You could use the tolist
method as an intermediary:
In [99]: import pandas as pd
In [100]: d1 = pd.DataFrame({'ticker' : ['spx 5/25/2001 p500', 'spx 5/25/2001 p600', 'spx 5/25/2001 p700']})
In [101]: d1.ticker.str.split().tolist()
Out[101]:
[['spx', '5/25/2001', 'p500'],
['spx', '5/25/2001', 'p600'],
['spx', '5/25/2001', 'p700']]
From which you could make a new DataFrame:
In [102]: d2 = pd.DataFrame(d1.ticker.str.split().tolist(),
.....: columns="symbol date price".split())
In [103]: d2
Out[103]:
symbol date price
0 spx 5/25/2001 p500
1 spx 5/25/2001 p600
2 spx 5/25/2001 p700
For good measure, you could fix the price:
In [104]: d2["price"] = d2["price"].str.replace("p","").astype(float)
In [105]: d2
Out[105]:
symbol date price
0 spx 5/25/2001 500
1 spx 5/25/2001 600
2 spx 5/25/2001 700
PS: but if you really just want the last column, apply
would suffice:
In [113]: temp2.apply(lambda x: x[2])
Out[113]:
0 p500
1 p600
2 p700
Name: ticker
Do this:
In [43]: temp2.str[-1]
Out[43]:
0 p500
1 p600
2 p700
Name: ticker
So all together it would be:
>>> temp = pd.DataFrame({'ticker' : ['spx 5/25/2001 p500', 'spx 5/25/2001 p600', 'spx 5/25/2001 p700']})

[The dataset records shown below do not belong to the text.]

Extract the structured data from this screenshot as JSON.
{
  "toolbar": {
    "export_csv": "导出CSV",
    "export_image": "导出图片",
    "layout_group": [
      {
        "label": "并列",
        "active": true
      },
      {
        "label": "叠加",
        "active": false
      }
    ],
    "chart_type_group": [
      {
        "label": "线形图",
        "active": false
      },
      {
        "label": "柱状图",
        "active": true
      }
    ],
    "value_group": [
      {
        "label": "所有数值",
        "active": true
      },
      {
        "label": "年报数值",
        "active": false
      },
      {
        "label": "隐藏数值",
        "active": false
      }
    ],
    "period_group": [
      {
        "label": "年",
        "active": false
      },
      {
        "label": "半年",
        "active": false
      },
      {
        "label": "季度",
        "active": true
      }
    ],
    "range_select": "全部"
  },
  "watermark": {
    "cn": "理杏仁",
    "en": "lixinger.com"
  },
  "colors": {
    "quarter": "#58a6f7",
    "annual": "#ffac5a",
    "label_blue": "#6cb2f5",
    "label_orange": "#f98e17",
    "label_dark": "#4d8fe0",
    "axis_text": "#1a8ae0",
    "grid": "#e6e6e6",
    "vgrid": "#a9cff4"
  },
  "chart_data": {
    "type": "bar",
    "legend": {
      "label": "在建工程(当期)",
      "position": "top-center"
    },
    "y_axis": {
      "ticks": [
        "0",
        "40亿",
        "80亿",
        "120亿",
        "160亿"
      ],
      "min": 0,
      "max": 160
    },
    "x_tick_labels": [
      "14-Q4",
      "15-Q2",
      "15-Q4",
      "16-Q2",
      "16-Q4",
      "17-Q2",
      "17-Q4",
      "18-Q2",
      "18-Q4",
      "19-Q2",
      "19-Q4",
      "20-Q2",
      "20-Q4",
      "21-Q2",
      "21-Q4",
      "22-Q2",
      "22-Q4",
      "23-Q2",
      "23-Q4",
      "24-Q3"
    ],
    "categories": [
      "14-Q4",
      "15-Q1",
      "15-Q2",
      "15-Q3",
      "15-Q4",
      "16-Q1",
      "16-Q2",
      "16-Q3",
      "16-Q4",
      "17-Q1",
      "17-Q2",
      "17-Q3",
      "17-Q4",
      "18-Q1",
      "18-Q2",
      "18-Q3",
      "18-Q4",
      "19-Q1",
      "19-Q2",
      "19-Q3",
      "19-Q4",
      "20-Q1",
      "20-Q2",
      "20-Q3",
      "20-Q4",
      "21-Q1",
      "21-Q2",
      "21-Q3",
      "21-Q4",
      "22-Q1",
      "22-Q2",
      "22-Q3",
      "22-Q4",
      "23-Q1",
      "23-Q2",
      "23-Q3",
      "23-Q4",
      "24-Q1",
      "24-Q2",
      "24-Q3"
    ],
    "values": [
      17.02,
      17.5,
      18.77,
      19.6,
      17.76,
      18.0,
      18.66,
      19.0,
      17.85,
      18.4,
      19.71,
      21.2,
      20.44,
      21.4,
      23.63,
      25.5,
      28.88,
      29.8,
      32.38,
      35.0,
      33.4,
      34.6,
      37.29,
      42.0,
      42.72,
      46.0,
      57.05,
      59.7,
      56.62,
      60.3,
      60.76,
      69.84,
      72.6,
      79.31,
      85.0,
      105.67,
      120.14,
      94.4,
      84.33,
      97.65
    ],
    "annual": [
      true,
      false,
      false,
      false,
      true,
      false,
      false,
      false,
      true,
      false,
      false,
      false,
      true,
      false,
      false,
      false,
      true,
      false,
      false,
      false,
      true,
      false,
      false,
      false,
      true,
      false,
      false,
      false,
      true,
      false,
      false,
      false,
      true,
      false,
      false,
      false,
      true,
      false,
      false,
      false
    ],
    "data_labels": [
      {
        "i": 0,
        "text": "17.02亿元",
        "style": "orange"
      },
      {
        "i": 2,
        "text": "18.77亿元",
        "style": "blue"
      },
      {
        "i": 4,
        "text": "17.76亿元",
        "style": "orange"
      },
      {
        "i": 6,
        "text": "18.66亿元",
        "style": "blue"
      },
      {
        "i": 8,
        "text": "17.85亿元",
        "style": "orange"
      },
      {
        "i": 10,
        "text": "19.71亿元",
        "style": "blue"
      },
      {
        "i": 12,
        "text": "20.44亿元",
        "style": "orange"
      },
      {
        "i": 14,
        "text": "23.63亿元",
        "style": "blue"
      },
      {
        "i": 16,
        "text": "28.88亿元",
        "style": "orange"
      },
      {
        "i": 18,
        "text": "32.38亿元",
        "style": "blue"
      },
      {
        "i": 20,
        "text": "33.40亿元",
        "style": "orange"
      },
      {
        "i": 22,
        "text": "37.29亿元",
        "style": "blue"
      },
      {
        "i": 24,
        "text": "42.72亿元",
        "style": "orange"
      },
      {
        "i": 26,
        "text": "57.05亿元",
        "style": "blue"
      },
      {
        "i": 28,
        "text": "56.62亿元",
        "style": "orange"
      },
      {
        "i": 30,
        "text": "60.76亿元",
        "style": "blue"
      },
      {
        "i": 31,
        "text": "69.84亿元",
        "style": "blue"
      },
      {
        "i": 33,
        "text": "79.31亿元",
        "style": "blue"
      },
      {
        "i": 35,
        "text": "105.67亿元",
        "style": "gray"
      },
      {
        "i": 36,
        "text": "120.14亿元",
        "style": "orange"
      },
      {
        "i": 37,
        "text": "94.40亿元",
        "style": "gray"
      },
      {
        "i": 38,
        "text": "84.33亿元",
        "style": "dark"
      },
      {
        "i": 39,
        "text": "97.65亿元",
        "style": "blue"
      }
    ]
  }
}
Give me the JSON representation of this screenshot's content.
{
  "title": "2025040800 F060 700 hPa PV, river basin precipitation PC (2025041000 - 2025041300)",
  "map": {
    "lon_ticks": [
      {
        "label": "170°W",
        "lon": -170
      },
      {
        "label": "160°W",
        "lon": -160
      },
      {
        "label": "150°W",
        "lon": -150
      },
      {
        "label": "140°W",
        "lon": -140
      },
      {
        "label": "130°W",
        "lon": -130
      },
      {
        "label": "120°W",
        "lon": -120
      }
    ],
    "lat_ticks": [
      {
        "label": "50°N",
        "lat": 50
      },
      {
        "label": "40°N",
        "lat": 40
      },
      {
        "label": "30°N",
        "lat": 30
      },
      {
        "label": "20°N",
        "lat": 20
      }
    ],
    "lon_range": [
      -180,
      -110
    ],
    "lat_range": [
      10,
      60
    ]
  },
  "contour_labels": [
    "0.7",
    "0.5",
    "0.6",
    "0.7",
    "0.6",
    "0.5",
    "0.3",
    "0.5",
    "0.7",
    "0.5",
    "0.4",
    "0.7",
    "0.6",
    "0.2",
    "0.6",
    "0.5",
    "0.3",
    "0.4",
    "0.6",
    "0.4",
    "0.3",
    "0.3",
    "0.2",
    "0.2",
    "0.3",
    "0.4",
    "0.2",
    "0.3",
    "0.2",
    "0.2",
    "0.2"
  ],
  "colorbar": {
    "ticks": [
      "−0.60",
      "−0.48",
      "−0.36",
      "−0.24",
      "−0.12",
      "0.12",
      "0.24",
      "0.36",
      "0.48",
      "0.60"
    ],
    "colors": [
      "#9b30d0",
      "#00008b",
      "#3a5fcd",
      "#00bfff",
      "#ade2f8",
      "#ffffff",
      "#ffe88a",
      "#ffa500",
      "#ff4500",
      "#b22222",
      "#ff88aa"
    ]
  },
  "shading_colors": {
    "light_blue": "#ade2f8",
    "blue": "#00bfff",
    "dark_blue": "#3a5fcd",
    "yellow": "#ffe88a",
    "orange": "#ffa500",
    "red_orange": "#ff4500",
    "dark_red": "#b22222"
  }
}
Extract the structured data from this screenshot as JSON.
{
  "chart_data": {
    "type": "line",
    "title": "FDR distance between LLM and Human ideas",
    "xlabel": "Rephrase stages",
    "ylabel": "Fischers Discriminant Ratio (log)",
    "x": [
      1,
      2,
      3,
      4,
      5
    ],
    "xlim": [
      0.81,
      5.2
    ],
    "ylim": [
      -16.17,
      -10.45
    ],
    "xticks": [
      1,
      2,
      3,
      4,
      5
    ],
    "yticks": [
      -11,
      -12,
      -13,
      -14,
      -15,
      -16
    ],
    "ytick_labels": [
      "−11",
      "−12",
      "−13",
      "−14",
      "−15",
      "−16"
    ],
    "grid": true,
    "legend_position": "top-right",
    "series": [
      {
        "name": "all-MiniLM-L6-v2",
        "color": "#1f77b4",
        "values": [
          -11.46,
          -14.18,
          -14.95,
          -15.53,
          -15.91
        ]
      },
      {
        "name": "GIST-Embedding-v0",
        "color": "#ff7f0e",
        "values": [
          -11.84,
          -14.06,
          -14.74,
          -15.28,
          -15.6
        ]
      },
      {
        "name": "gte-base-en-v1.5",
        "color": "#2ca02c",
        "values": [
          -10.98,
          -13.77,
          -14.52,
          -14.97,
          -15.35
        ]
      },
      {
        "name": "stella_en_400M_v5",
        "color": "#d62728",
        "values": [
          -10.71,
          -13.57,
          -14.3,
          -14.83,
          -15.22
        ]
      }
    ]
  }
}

>>> temp['ticker'].str.split(' ').str[-1]
0 p500
1 p600
2 p700
Name: ticker, dtype: object
https://pandas.pydata.org/pandas-docs/stable/text.html
s2 = pd.Series(['a_b_c', 'c_d_e', np.nan, 'f_g_h'])
s2.str.split('_').str.get(1)
or
s2.str.split('_').str[1]
Using Pandas 0.20.3:
In [10]: import pandas as pd
...: temp = pd.DataFrame({'ticker' : ['spx 5/25/2001 p500', 'spx 5/25/2001 p600', 'spx 5/25/2001 p700']})
...:
In [11]: temp2 = temp.ticker.str.split(' ', expand=True) # the expand=True return a DataFrame
In [12]: temp2
Out[12]:
0 1 2
0 spx 5/25/2001 p500
1 spx 5/25/2001 p600
2 spx 5/25/2001 p700
In [13]: temp3 = temp.join(temp2[2])
In [14]: temp3
Out[14]:
ticker 2
0 spx 5/25/2001 p500 p500
1 spx 5/25/2001 p600 p600
2 spx 5/25/2001 p700 p700
If you are looking for a one-liner (like I came here for), this should do nicely:
temp2 = temp.ticker.str.split(' ', expand = True)[-1]
You can also trivially modify this answer to assign this column back to the original DataFrame as follows:
temp['last_split'] = temp.ticker.str.split(' ', expand = True)[-1]
Which I imagine is a popular use case here.